The eruption sequestrum is occasionally seen in children at the time of the eruption of the first permanent molar, overlying the crown of the tooth. Eruption sequestrum is composed of cementum like material formed within dental follicle.  As the tooth erupts and the cusps emerge, the fragment sequestrates.    Eruption sequestra are usually of little or no clinical significance. Some of these sequestra spontaneously resolve without noticeable symptoms. However, after an eruption sequestrum has surfaced through the mucosa, it may easily be removed if it is causing local irritation.   Radiographic features may be available, mostly described as small round radiopacities just above the related crown.  In most cases, the clinical and radiographic appearances have been considered strong enough to achieve the diagnosis of eruption sequestrum.  

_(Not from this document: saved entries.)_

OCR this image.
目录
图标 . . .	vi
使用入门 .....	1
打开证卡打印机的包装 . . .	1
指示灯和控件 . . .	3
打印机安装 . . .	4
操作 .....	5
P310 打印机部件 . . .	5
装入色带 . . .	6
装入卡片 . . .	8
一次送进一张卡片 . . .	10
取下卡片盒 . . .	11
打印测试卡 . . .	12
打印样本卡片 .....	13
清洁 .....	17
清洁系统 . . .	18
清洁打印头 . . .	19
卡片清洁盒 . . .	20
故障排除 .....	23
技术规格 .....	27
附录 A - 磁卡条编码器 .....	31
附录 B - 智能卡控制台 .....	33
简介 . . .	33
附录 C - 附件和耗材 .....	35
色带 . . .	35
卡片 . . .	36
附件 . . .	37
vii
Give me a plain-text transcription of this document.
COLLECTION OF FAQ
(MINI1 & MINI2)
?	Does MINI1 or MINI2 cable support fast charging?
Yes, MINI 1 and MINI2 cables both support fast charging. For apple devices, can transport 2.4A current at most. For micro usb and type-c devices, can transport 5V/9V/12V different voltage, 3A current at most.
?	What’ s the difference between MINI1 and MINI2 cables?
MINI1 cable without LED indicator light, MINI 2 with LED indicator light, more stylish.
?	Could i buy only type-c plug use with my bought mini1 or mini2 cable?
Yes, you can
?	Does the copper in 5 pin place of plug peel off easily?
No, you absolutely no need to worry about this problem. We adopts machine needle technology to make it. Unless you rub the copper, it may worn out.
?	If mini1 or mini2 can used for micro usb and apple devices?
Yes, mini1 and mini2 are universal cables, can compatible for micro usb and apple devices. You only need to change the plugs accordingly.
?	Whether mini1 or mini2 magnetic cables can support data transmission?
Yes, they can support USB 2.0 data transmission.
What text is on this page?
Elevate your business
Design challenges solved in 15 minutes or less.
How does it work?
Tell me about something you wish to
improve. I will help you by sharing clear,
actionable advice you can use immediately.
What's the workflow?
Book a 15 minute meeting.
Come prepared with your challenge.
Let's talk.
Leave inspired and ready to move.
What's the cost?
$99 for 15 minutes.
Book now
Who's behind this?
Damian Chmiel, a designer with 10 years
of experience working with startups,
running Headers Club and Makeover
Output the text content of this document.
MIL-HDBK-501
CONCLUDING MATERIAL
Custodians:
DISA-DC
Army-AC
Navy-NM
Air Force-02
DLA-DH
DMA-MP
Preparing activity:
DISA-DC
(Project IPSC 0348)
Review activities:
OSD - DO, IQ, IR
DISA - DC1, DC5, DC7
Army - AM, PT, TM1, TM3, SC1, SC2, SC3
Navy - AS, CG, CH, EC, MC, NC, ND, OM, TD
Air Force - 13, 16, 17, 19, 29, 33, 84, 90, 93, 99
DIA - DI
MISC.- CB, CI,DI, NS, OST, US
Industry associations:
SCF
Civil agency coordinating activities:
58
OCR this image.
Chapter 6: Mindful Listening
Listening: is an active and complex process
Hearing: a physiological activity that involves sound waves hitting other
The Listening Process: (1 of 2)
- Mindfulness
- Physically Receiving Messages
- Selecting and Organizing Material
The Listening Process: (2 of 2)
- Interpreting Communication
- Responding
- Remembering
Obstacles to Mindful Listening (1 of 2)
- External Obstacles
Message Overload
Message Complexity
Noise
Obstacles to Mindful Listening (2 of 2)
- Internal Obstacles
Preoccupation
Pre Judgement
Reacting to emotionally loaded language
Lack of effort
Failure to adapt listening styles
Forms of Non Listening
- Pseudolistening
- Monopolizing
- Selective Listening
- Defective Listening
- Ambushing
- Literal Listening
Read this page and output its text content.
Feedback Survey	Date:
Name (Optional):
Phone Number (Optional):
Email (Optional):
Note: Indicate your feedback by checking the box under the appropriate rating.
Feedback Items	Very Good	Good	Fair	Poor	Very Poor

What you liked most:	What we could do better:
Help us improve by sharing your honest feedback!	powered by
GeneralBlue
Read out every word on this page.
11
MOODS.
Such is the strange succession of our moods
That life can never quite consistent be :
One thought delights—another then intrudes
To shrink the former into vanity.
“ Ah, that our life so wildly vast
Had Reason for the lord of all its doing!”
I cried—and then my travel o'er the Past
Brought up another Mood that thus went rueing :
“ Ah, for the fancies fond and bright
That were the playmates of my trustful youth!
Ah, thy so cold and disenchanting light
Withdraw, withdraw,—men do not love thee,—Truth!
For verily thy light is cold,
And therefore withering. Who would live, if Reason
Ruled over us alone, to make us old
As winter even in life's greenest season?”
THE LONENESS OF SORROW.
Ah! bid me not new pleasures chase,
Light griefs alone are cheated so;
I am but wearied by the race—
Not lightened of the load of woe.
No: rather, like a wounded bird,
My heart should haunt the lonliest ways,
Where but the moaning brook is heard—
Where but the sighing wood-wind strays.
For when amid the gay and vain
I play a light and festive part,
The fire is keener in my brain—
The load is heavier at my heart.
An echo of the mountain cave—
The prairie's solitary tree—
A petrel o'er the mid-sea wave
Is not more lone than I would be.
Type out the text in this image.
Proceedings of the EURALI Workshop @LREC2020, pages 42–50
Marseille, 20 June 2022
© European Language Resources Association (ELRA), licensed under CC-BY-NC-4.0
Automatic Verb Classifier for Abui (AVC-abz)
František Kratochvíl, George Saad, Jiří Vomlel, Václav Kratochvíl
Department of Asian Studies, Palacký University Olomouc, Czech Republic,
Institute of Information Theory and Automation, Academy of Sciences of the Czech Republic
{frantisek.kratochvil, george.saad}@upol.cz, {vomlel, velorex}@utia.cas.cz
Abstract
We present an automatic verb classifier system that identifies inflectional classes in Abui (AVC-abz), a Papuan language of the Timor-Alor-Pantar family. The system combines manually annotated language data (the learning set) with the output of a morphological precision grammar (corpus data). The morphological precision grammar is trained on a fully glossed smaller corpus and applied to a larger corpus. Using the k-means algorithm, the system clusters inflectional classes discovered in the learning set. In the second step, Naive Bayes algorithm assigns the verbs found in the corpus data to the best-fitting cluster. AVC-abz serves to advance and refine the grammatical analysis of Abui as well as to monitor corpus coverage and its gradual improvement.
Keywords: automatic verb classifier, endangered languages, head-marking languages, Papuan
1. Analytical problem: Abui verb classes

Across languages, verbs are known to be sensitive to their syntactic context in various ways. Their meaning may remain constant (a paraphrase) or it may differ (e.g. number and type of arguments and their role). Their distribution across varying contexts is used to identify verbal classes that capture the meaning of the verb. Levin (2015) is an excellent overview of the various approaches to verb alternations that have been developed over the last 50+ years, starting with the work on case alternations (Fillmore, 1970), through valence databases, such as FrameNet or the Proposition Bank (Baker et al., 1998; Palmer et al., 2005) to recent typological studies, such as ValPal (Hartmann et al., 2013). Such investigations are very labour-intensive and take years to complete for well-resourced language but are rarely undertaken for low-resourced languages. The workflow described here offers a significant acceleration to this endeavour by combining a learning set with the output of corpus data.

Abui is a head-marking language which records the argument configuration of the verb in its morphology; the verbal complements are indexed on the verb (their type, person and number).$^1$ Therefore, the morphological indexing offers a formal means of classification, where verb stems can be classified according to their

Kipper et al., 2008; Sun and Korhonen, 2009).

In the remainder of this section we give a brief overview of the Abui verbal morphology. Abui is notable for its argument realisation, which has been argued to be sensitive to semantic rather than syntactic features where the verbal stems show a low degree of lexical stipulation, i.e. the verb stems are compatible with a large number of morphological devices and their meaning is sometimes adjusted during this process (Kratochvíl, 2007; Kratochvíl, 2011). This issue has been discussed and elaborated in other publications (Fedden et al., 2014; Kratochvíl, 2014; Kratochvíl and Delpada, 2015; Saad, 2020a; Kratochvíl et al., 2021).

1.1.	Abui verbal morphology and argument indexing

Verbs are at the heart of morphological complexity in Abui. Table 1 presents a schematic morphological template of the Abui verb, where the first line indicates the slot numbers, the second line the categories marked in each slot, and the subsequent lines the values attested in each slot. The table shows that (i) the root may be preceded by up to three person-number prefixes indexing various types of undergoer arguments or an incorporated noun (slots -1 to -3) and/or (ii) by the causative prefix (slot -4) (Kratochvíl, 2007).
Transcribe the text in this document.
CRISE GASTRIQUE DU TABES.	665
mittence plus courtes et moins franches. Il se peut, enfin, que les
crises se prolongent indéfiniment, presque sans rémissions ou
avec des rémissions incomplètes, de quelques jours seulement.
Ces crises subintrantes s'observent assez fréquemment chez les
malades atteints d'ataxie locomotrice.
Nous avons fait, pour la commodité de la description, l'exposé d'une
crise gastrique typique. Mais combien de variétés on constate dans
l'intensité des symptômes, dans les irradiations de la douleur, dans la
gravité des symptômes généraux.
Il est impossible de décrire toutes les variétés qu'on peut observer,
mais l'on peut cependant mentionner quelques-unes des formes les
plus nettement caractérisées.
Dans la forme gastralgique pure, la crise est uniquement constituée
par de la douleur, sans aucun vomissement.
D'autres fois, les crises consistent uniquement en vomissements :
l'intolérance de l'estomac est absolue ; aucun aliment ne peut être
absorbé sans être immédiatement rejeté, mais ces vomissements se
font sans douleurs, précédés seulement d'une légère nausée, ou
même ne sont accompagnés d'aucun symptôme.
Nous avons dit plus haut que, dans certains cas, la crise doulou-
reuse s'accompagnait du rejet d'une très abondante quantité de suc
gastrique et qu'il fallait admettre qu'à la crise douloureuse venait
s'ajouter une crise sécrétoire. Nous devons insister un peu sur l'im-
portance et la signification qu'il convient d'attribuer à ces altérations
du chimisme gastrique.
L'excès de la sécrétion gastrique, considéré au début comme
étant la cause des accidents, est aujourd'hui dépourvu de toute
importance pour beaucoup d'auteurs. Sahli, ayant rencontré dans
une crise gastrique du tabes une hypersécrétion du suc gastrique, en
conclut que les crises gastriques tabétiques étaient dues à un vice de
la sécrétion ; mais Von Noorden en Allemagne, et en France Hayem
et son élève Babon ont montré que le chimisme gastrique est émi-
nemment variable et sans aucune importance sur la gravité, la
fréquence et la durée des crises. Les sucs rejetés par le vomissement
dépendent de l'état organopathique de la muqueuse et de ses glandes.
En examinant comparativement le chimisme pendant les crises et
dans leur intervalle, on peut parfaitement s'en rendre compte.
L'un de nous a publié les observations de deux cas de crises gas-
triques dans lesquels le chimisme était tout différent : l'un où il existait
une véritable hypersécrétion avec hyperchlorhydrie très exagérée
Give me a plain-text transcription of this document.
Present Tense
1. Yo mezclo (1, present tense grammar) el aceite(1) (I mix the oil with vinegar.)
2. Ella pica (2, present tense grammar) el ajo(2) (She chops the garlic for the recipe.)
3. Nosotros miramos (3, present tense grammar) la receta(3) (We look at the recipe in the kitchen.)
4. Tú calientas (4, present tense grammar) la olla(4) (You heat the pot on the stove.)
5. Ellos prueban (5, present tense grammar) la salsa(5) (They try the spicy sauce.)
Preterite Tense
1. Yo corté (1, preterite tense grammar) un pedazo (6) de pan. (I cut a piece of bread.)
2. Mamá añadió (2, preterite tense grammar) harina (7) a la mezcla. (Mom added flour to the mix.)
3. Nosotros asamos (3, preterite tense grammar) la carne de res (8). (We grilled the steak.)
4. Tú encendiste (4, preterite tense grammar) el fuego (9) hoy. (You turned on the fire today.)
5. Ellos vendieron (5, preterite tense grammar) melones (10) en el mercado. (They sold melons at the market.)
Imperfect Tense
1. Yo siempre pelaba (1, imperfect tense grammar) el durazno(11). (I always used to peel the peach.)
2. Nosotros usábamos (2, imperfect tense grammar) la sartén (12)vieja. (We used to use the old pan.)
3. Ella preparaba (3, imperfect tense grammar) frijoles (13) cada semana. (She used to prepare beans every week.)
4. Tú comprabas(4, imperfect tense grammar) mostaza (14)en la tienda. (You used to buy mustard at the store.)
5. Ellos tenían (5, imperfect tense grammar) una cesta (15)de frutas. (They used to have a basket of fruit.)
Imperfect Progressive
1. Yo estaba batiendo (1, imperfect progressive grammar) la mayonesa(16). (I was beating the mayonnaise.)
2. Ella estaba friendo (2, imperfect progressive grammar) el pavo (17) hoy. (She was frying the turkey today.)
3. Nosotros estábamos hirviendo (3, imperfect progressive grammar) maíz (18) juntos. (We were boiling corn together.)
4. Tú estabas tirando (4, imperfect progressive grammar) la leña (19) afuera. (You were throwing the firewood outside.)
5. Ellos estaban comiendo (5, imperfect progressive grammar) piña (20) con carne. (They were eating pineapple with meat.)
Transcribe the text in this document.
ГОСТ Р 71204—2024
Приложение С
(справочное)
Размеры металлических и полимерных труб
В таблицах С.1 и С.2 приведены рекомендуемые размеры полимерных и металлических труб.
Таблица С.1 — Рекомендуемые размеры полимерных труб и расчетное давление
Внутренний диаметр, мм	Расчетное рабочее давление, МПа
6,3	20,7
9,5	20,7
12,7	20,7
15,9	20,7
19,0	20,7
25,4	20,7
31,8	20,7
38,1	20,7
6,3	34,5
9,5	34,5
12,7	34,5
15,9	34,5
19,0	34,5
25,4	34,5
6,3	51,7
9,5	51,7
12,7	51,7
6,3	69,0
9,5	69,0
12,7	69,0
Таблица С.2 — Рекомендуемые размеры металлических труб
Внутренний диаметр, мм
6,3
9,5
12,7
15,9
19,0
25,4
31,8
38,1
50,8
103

Multiple, small, white or grayish-white lesions on the alveolar mucosa of the newborn.  Epstein pearls are formed along the midpalatine raphe. They are considered remnants of epithelial tissue trapped along the raphe as the fetus grew.   Bohn nodules are formed along the buccal and lingual aspects of the dental ridges and on the palate away from the raphe. The nodules are considered remnants of salivary gland tissue and are histologically different from Epstein pearls.   Dental lamina cysts are found on the crests of the maxillary and mandibular dental ridges. The cysts originate from remnants of the dental lamina.   No treatment is indicated because the lesions are spontaneously shed a few weeks after birth.